Bennett Gallery | Curated by Dr Vincent Alessi
“Art involves observation, contemplation, reaction, flow, resistance, time, feeling; all processed by the body, and filtered through a medium. The medium’s filtering produces unexpected results, and the totality of the process is a slow form of thought itself.” – Juan Ford
This survey exhibition presents 20 years of Ford’s practice, revealing the key conceptual questions with which he has engaged and which over time have manifested in more complex, refined and mature ways. It is an exhibition that reveals the trajectory of Ford’s thinking, technical virtuosity and visual language. It reveals the new ways Ford has developed to speak with his audience about concerns which have always interested him.
Presented thematically, the exhibition reveals how Ford has been consistently engaged with certain questions throughout his career, evidence of his deep intellectual engagement with ideas and concepts and artistic traditions. The exhibition celebrates one of this country’s most accomplished painters, not solely owing to his technical brilliance but more so because of his commitment to engage with questions that are incredibly contemporary, pressing, and central to who we are, what we might be, and where we are going.
For over 20 years Juan Ford has single-mindedly pursued an artistic practice that has engaged with the art historical canon, the Australian landscape painting tradition and broad universal questions about the human condition and the relationship between humans and the natural world.
The outcome has been a diverse practice, defined by his magisterial painting, and informed by his intellectual curiosity and a commitment to the idea that art has the capacity to make us think, contemplate and act. It is a practice that has developed both conceptually and technically, but has always been defined by Ford’s interest in how we engage and navigate the world in which we live; a world that is now at the crossroads as we edge ever closer to catastrophic and irreversible impacts of climate change.
Born in Melbourne in 1973, Ford holds a Master of Arts (Fine Art) by research and a Bachelor of Fine Art (Painting), RMIT University.
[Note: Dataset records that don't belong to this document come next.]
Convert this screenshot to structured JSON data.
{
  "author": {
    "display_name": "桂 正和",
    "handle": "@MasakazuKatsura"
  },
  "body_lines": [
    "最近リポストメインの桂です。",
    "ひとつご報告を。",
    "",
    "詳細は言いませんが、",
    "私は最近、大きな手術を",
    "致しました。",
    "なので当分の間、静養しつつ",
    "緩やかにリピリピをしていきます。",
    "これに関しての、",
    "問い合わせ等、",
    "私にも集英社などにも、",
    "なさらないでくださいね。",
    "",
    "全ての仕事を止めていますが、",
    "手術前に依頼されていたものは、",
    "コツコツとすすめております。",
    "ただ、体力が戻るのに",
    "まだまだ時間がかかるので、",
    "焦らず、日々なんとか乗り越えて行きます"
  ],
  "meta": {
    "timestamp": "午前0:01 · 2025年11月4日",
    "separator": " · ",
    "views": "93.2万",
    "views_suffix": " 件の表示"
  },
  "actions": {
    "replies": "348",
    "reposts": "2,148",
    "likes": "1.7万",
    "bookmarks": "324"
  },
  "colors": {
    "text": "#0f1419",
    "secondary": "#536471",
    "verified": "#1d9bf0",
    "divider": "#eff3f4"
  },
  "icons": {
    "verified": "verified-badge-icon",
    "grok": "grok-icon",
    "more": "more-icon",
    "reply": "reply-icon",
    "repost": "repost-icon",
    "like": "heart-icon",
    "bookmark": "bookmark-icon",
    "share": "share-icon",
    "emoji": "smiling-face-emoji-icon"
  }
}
He has been awarded numerous significant grants and art prizes, including the Basil Sellers Art Prize People’s Choice Award [Ian Potter Museum of Art, University of Melbourne]; Fletcher Jones Contemporary Art Prize [Geelong Gallery]; and the Conrad Jupiters Art Prize [Gold Coast City Art Gallery]. Ford has presented over 35 solo exhibitions since the late 1990s, and has been featured in significant curated groups exhibitions at institutions such as the National Portrait Gallery, National Gallery of Victoria, and the Queensland Art Gallery | Gallery of Modern Art.
Juan Ford’s work is held in private and public collections in Australia and internationally, including Artbank, Benalla Art Gallery, Bendigo Art Gallery, Geelong Gallery, McClelland Gallery and Sculpture Park, Monash University Museum of Art, National Gallery of Victoria, RMIT University and RMIT Union Arts, and the Parliament of Victoria.